The Law of Acceleration
Newton's second law explains how external forces affect the velocity of an object in motion. It states that acceleration of an object is directly proportional to the force that causes it, and inversely proportional to the object's mass. In practical terms, this means that it takes more force to move a heavy object than a light one.
Consider a horse and cart. The amount of force the horse can apply determines the cart's speed. The horse could move faster with a smaller, lighter cart in tow, but its maximum speed is limited by the weight of a heavier cart.
In physics, deceleration counts as acceleration. Thus, a force acting in the opposite direction of a moving object causes an acceleration in that direction. For example, if a horse is pulling a cart uphill, gravity pulls the cart downward as the horse pulls upward.
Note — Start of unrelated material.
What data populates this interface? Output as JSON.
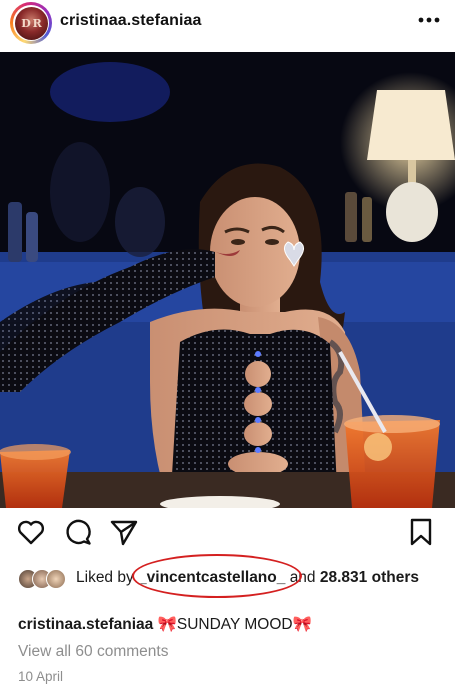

In other words, the force of gravity causes a negative acceleration in the horse's direction of motion.
The Law of Reaction
Newton's third law states that for every action in nature, there is an equal and opposite reaction. This law is demonstrated by the act of walking or running. As your feet exert force down and backward, you are propelled forward and upward. This is known as "ground reaction force."
This force is also observable in the motion of a gondola. As the driver presses his punting pole against the ground beneath the water's surface, he creates a mechanical system that propels the boat forward along the water's surface with a force equal to that which he applied to the ground.